The three-year series contains five date and mint combinations, as Arrows dimes were minted in Philadelphia (no mintmark) every year and in New Orleans (O) in 1853 and `54. Mintmarks can be found above the bow of the wreath. The 1853 Philadelphia issue appears with the most frequency in gem uncirculated, while the New Orleans issue of that year is the rarest of the series, particularly in mint state. The 1854-O also appears occasionally in high grade; a small hoard of about 18 pieces turned up in 1981. In addition to the first 1853 coins, an unknown but apparently tiny number of proofs were also struck in 1854 and `55. While all five issues are collected by date and mint, the main interest in this short series is from type collectors pursuing one of the five major varieties of Seated Liberty dimes. When grading this design, wear will first show on Liberty’s knee, breast and head. On the reverse, check the highpoints of the bow and leaves.

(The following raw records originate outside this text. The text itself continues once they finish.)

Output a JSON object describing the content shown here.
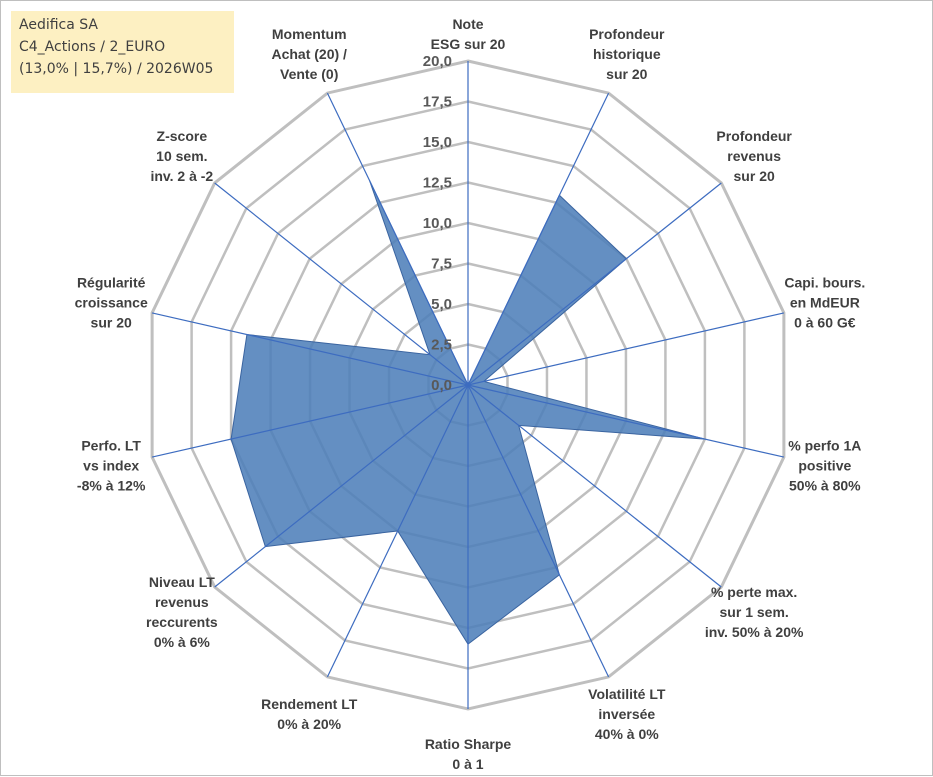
{
  "title_box": {
    "line1": "Aedifica SA",
    "line2": "C4_Actions / 2_EURO",
    "line3": "(13,0% | 15,7%) / 2026W05"
  },
  "chart_data": {
    "type": "radar",
    "rmin": 0,
    "rmax": 20,
    "ticks": [
      "0,0",
      "2,5",
      "5,0",
      "7,5",
      "10,0",
      "12,5",
      "15,0",
      "17,5",
      "20,0"
    ],
    "tick_values": [
      0,
      2.5,
      5,
      7.5,
      10,
      12.5,
      15,
      17.5,
      20
    ],
    "axes": [
      {
        "label": [
          "Note",
          "ESG sur 20"
        ],
        "value": 0
      },
      {
        "label": [
          "Profondeur",
          "historique",
          "sur 20"
        ],
        "value": 13
      },
      {
        "label": [
          "Profondeur",
          "revenus",
          "sur 20"
        ],
        "value": 12.5
      },
      {
        "label": [
          "Capi. bours.",
          "en MdEUR",
          "0 à 60 G€"
        ],
        "value": 1
      },
      {
        "label": [
          "% perfo 1A",
          "positive",
          "50% à 80%"
        ],
        "value": 15
      },
      {
        "label": [
          "% perte max.",
          "sur 1 sem.",
          "inv. 50% à 20%"
        ],
        "value": 4
      },
      {
        "label": [
          "Volatilité LT",
          "inversée",
          "40% à 0%"
        ],
        "value": 13
      },
      {
        "label": [
          "Ratio Sharpe",
          "0 à 1"
        ],
        "value": 16
      },
      {
        "label": [
          "Rendement LT",
          "0% à 20%"
        ],
        "value": 10
      },
      {
        "label": [
          "Niveau LT",
          "revenus",
          "reccurents",
          "0% à 6%"
        ],
        "value": 16
      },
      {
        "label": [
          "Perfo. LT",
          "vs index",
          "-8% à 12%"
        ],
        "value": 15
      },
      {
        "label": [
          "Régularité",
          "croissance",
          "sur 20"
        ],
        "value": 14
      },
      {
        "label": [
          "Z-score",
          "10 sem.",
          "inv. 2 à -2"
        ],
        "value": 3
      },
      {
        "label": [
          "Momentum",
          "Achat (20) /",
          "Vente (0)"
        ],
        "value": 14
      }
    ],
    "series_color": "#4f7fba",
    "grid_color": "#bfbfbf",
    "spoke_color": "#3d6cc0"
  }
}
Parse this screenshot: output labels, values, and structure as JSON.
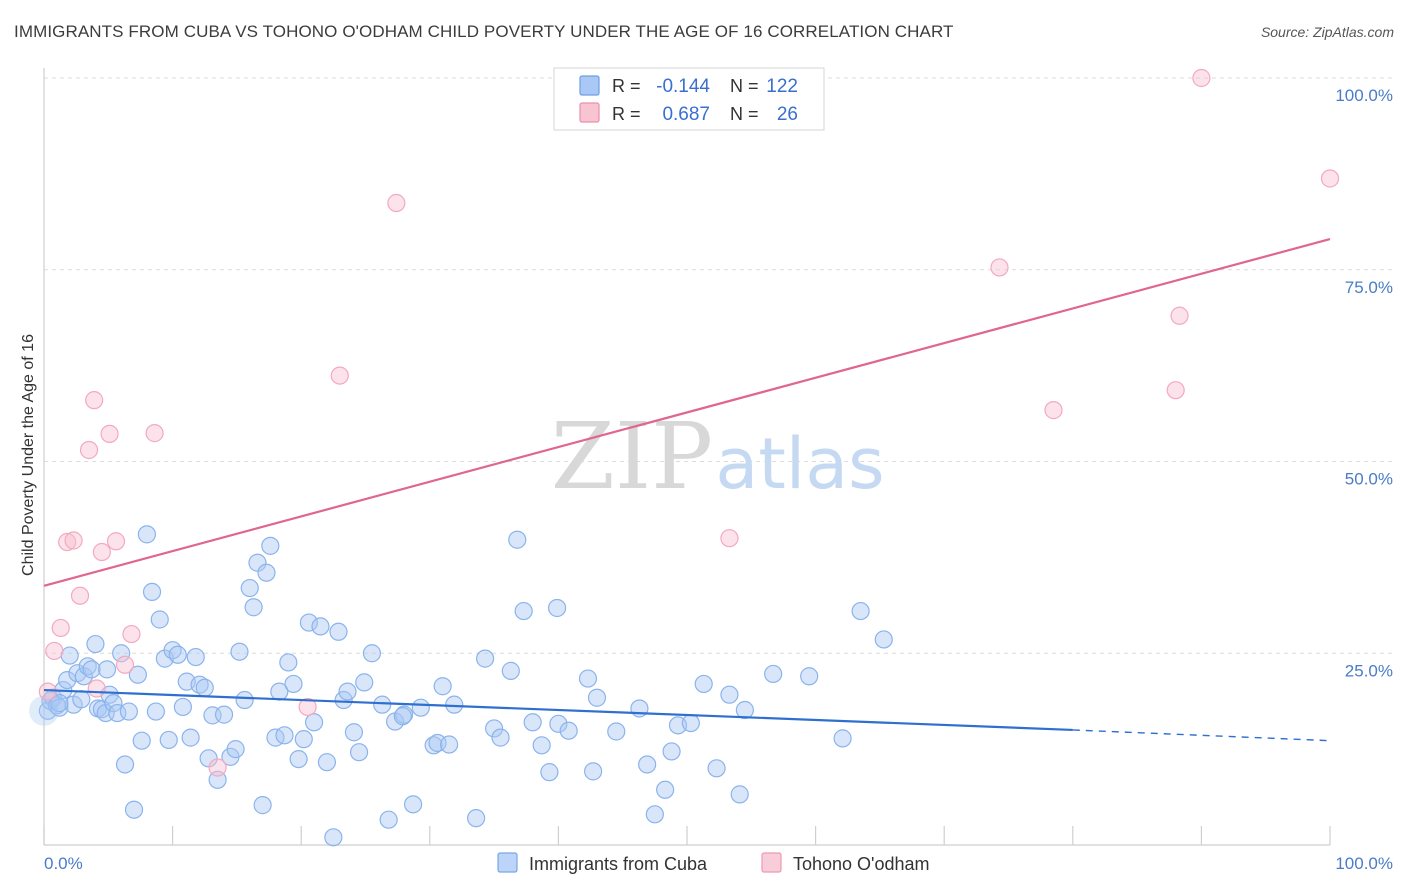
{
  "title": "IMMIGRANTS FROM CUBA VS TOHONO O'ODHAM CHILD POVERTY UNDER THE AGE OF 16 CORRELATION CHART",
  "source": "Source: ZipAtlas.com",
  "watermark": {
    "zip": "ZIP",
    "atlas": "atlas"
  },
  "legend_box": [
    {
      "r_label": "R =",
      "r_value": "-0.144",
      "n_label": "N =",
      "n_value": "122",
      "color": "#a9c8f5",
      "stroke": "#6f9fe0"
    },
    {
      "r_label": "R =",
      "r_value": "0.687",
      "n_label": "N =",
      "n_value": "26",
      "color": "#f8c4d2",
      "stroke": "#e890ab"
    }
  ],
  "bottom_legend": [
    {
      "label": "Immigrants from Cuba",
      "color": "#bcd4f7",
      "stroke": "#7aa6e6"
    },
    {
      "label": "Tohono O'odham",
      "color": "#f9ccd9",
      "stroke": "#ec9ab3"
    }
  ],
  "chart_data": {
    "type": "scatter",
    "title": "IMMIGRANTS FROM CUBA VS TOHONO O'ODHAM CHILD POVERTY UNDER THE AGE OF 16 CORRELATION CHART",
    "xlabel": "",
    "ylabel": "Child Poverty Under the Age of 16",
    "xlim": [
      0,
      100
    ],
    "ylim": [
      0,
      100
    ],
    "x_tick_labels": [
      "0.0%",
      "100.0%"
    ],
    "y_tick_labels": [
      "25.0%",
      "50.0%",
      "75.0%",
      "100.0%"
    ],
    "y_ticks": [
      25,
      50,
      75,
      100
    ],
    "grid": true,
    "series": [
      {
        "name": "Immigrants from Cuba",
        "color": "#8ab4ec",
        "trend": {
          "x0": 0,
          "y0": 20.2,
          "x1": 80,
          "y1": 15.0,
          "dash_to_x": 100,
          "dash_to_y": 13.6,
          "color": "#2f6fd0"
        },
        "points": [
          [
            0.3,
            17.5
          ],
          [
            0.5,
            18.8
          ],
          [
            0.7,
            19.2
          ],
          [
            1.0,
            18.2
          ],
          [
            1.2,
            17.9
          ],
          [
            1.5,
            20.2
          ],
          [
            1.8,
            21.5
          ],
          [
            2.0,
            24.7
          ],
          [
            2.3,
            18.3
          ],
          [
            2.6,
            22.4
          ],
          [
            2.9,
            19.0
          ],
          [
            3.1,
            22.0
          ],
          [
            3.4,
            23.3
          ],
          [
            3.7,
            22.9
          ],
          [
            4.0,
            26.2
          ],
          [
            4.2,
            17.8
          ],
          [
            4.5,
            17.7
          ],
          [
            4.8,
            17.2
          ],
          [
            5.1,
            19.6
          ],
          [
            5.4,
            18.5
          ],
          [
            5.7,
            17.2
          ],
          [
            6.0,
            25.0
          ],
          [
            6.3,
            10.5
          ],
          [
            6.6,
            17.4
          ],
          [
            7.0,
            4.6
          ],
          [
            7.3,
            22.2
          ],
          [
            7.6,
            13.6
          ],
          [
            8.0,
            40.5
          ],
          [
            8.4,
            33.0
          ],
          [
            8.7,
            17.4
          ],
          [
            9.0,
            29.4
          ],
          [
            9.4,
            24.3
          ],
          [
            9.7,
            13.7
          ],
          [
            10.0,
            25.4
          ],
          [
            10.4,
            24.8
          ],
          [
            10.8,
            18.0
          ],
          [
            11.1,
            21.3
          ],
          [
            11.4,
            14.0
          ],
          [
            11.8,
            24.5
          ],
          [
            12.1,
            20.9
          ],
          [
            12.5,
            20.5
          ],
          [
            12.8,
            11.3
          ],
          [
            13.1,
            16.9
          ],
          [
            13.5,
            8.5
          ],
          [
            14.0,
            17.0
          ],
          [
            14.5,
            11.5
          ],
          [
            14.9,
            12.5
          ],
          [
            15.2,
            25.2
          ],
          [
            15.6,
            18.9
          ],
          [
            16.0,
            33.5
          ],
          [
            16.3,
            31.0
          ],
          [
            16.6,
            36.8
          ],
          [
            17.0,
            5.2
          ],
          [
            17.3,
            35.5
          ],
          [
            17.6,
            39.0
          ],
          [
            18.0,
            14.0
          ],
          [
            18.3,
            20.0
          ],
          [
            18.7,
            14.3
          ],
          [
            19.0,
            23.8
          ],
          [
            19.4,
            21.0
          ],
          [
            19.8,
            11.2
          ],
          [
            20.2,
            13.8
          ],
          [
            20.6,
            29.0
          ],
          [
            21.0,
            16.0
          ],
          [
            21.5,
            28.5
          ],
          [
            22.0,
            10.8
          ],
          [
            22.5,
            1.0
          ],
          [
            22.9,
            27.8
          ],
          [
            23.3,
            18.9
          ],
          [
            23.6,
            20.0
          ],
          [
            24.1,
            14.7
          ],
          [
            24.5,
            12.1
          ],
          [
            24.9,
            21.2
          ],
          [
            25.5,
            25.0
          ],
          [
            26.3,
            18.3
          ],
          [
            26.8,
            3.3
          ],
          [
            27.3,
            16.1
          ],
          [
            28.0,
            17.0
          ],
          [
            28.7,
            5.3
          ],
          [
            29.3,
            17.9
          ],
          [
            30.3,
            13.0
          ],
          [
            30.6,
            13.3
          ],
          [
            31.0,
            20.7
          ],
          [
            31.5,
            13.1
          ],
          [
            31.9,
            18.3
          ],
          [
            33.6,
            3.5
          ],
          [
            34.3,
            24.3
          ],
          [
            35.0,
            15.2
          ],
          [
            35.5,
            14.0
          ],
          [
            36.3,
            22.7
          ],
          [
            36.8,
            39.8
          ],
          [
            37.3,
            30.5
          ],
          [
            38.0,
            16.0
          ],
          [
            38.7,
            13.0
          ],
          [
            39.3,
            9.5
          ],
          [
            39.9,
            30.9
          ],
          [
            40.0,
            15.8
          ],
          [
            40.8,
            14.9
          ],
          [
            42.3,
            21.7
          ],
          [
            42.7,
            9.6
          ],
          [
            43.0,
            19.2
          ],
          [
            44.5,
            14.8
          ],
          [
            46.3,
            17.8
          ],
          [
            46.9,
            10.5
          ],
          [
            47.5,
            4.0
          ],
          [
            48.3,
            7.2
          ],
          [
            48.8,
            12.2
          ],
          [
            49.3,
            15.6
          ],
          [
            50.3,
            15.9
          ],
          [
            51.3,
            21.0
          ],
          [
            52.3,
            10.0
          ],
          [
            53.3,
            19.6
          ],
          [
            54.1,
            6.6
          ],
          [
            54.5,
            17.6
          ],
          [
            56.7,
            22.3
          ],
          [
            59.5,
            22.0
          ],
          [
            62.1,
            13.9
          ],
          [
            63.5,
            30.5
          ],
          [
            65.3,
            26.8
          ],
          [
            1.2,
            18.5
          ],
          [
            4.9,
            22.9
          ],
          [
            27.9,
            16.8
          ]
        ]
      },
      {
        "name": "Tohono O'odham",
        "color": "#f3a9bf",
        "trend": {
          "x0": 0,
          "y0": 33.8,
          "x1": 100,
          "y1": 79.0,
          "color": "#e0668f"
        },
        "points": [
          [
            0.3,
            20.0
          ],
          [
            0.8,
            25.3
          ],
          [
            1.3,
            28.3
          ],
          [
            1.8,
            39.5
          ],
          [
            2.3,
            39.7
          ],
          [
            2.8,
            32.5
          ],
          [
            3.5,
            51.5
          ],
          [
            3.9,
            58.0
          ],
          [
            4.5,
            38.2
          ],
          [
            5.1,
            53.6
          ],
          [
            5.6,
            39.6
          ],
          [
            6.3,
            23.5
          ],
          [
            6.8,
            27.5
          ],
          [
            8.6,
            53.7
          ],
          [
            13.5,
            10.1
          ],
          [
            20.5,
            18.0
          ],
          [
            23.0,
            61.2
          ],
          [
            27.4,
            83.7
          ],
          [
            53.3,
            40.0
          ],
          [
            74.3,
            75.3
          ],
          [
            78.5,
            56.7
          ],
          [
            88.0,
            59.3
          ],
          [
            88.3,
            69.0
          ],
          [
            90.0,
            100.0
          ],
          [
            100.0,
            86.9
          ],
          [
            4.1,
            20.4
          ]
        ]
      }
    ]
  }
}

In 1856, Mint Director Eckert’s replacement, James Ross Snowden, directed the arrows removed from the coinage, as very little of the old-tenor pieces remained in circulation. Seated Liberty dimes continued to be struck at the Philadelphia and New Orleans Mints as well as at the newly built San Francisco Mint until 1892, when the design type was replaced by Charles E. Barber’s Liberty Head.